Ukrainians have been brutalized by Soviet rule and then the harsh conditions of post-socialism. The Orthodox Church offers some kind of refuge in this ideological vacuum but many other (foreign, mostly Christian) proselytizers also take advantage of this situation by deliberately confusing the spiritually hungry and disoriented people. As we shall see Arabs are not necessarily welcome in this xenophobic and intolerant context. (In this respect, neighboring Russia's Chechen war does not help either.) Local Tatar Islam is more accepted, also because it represents a very small but well-known part of the population. However, the Assembly of Crimean Tatars is a markedly secular organization distancing itself from religious reasoning. It regards Islam as national tradition at best so immigrants are the ones whom "authentic Muslim" initiatives (and cash) may be expected from. Turkey (both the secular government and its Islamist opposition) can also be a source of inspiration although ethnic solidarity with Tatars is more important here as it is in the cases of the other Turkic peoples of the former Soviet Union.

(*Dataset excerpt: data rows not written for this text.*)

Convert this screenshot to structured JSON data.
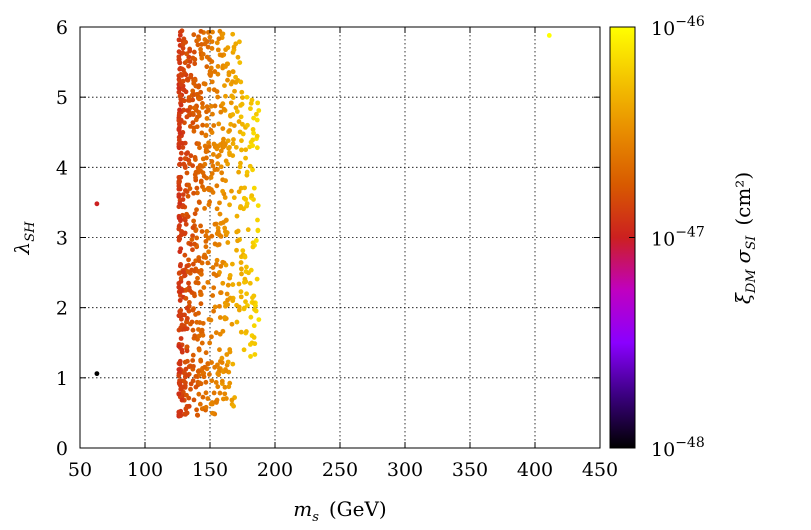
{
  "chart_data": {
    "type": "scatter",
    "xlabel_main": "m",
    "xlabel_sub": "s",
    "xlabel_unit": "(GeV)",
    "ylabel_main": "λ",
    "ylabel_sub": "SH",
    "colorbar_label_xi": "ξ",
    "colorbar_label_xi_sub": "DM",
    "colorbar_label_sigma": "σ",
    "colorbar_label_sigma_sub": "SI",
    "colorbar_label_unit": "(cm²)",
    "xlim": [
      50,
      450
    ],
    "ylim": [
      0,
      6
    ],
    "xticks": [
      "50",
      "100",
      "150",
      "200",
      "250",
      "300",
      "350",
      "400",
      "450"
    ],
    "yticks": [
      "0",
      "1",
      "2",
      "3",
      "4",
      "5",
      "6"
    ],
    "colorbar": {
      "scale": "log",
      "range_exp": [
        -48,
        -46
      ],
      "ticks": [
        {
          "base": "10",
          "exp": "−48",
          "value_exp": -48
        },
        {
          "base": "10",
          "exp": "−47",
          "value_exp": -47
        },
        {
          "base": "10",
          "exp": "−46",
          "value_exp": -46
        }
      ],
      "colors": [
        "#000000",
        "#3b0080",
        "#8a00ff",
        "#c000c0",
        "#cc2020",
        "#d85a00",
        "#e88c00",
        "#f4c400",
        "#ffff00"
      ]
    },
    "grid": true,
    "points": [
      {
        "x": 63,
        "y": 3.48,
        "c": -47.0
      },
      {
        "x": 63,
        "y": 1.06,
        "c": -48.0
      },
      {
        "x": 411,
        "y": 5.88,
        "c": -46.0
      }
    ],
    "cluster": {
      "x_range": [
        126,
        188
      ],
      "y_range": [
        0.45,
        5.95
      ],
      "color_exp_range": [
        -46.9,
        -46.15
      ]
    }
  }
}
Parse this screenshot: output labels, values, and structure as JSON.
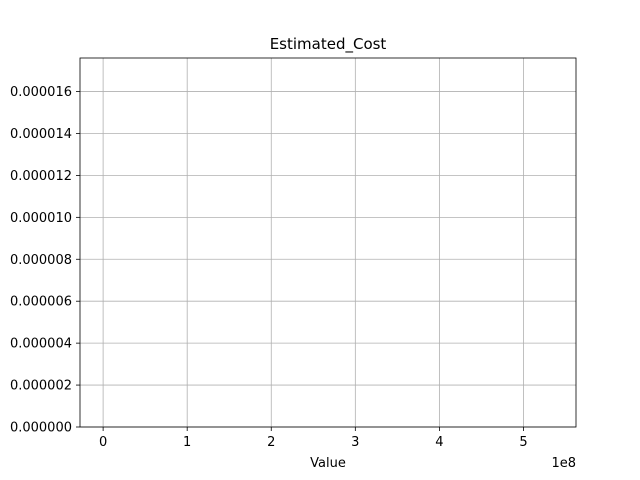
{
  "chart_data": {
    "type": "histogram",
    "title": "Estimated_Cost",
    "xlabel": "Value",
    "ylabel": "",
    "x_offset_label": "1e8",
    "x_ticks": [
      0,
      1,
      2,
      3,
      4,
      5
    ],
    "x_tick_labels": [
      "0",
      "1",
      "2",
      "3",
      "4",
      "5"
    ],
    "y_ticks": [
      0,
      2e-06,
      4e-06,
      6e-06,
      8e-06,
      1e-05,
      1.2e-05,
      1.4e-05,
      1.6e-05
    ],
    "y_tick_labels": [
      "0.000000",
      "0.000002",
      "0.000004",
      "0.000006",
      "0.000008",
      "0.000010",
      "0.000012",
      "0.000014",
      "0.000016"
    ],
    "xlim": [
      -0.275,
      5.625
    ],
    "ylim": [
      0,
      1.76e-05
    ],
    "grid": true,
    "series": [],
    "colors": {
      "grid": "#b0b0b0",
      "axes": "#000000",
      "background": "#ffffff"
    }
  }
}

In light of the Arab residents' and their institutions' remarkable role it is worth to note that Ar-Raid Chairman Ma'adh Abu Obeida was denied entry into the country at his return from a private visit to his native Egypt on April 17, 2000, a few days following the above mentioned congress. Dr. Abu Obeida had lived in Ukraine for eleven years and led the federation since 1997. According to the June 9 issue of "Ar-Raid" his visa and other documents were in order and the Ukrainian airport immigration officers gave no explanation for this measure so one can only guess. As Abu Obeida himself commented in the paper: "If the authorities do not withdraw this decision right away, it will endanger and affect negatively the future of Islam in Ukraine.
"The Muslims of Ukraine breathed the breeze of unlimited and uncontrolled liberty of thought and action," he continued, "and now this decision is to be considered as a renunciation of democracy and freedom. It may make Muslims distrust the government regarding the protection of their rights. It will also negatively affect the world outside Ukraine, particularly the Islamic world, since the foreigners' confidence is still uncertain as to whether the state's organs work in the spirit of freedom and legality. This decision will adversely affect foreign capital investment, tourism, as well as charity donations to the ill-fated of Ukraine which I do not wish." Understandably, Ar-Raid's Chairman did not underestimate the significance of this incident. Time will show the real impact it is going to have.
Gyorgy Lederer is an Islamicist, Arabist
and specialist of East Europe conducting research on contemporary
Islam in that part of the world. This article originally appeared
in the 2:1-2, September 2000 issue of the internal Newsletter
of Centrum voor Islam in Europa of Universiteit Gent, Belgium.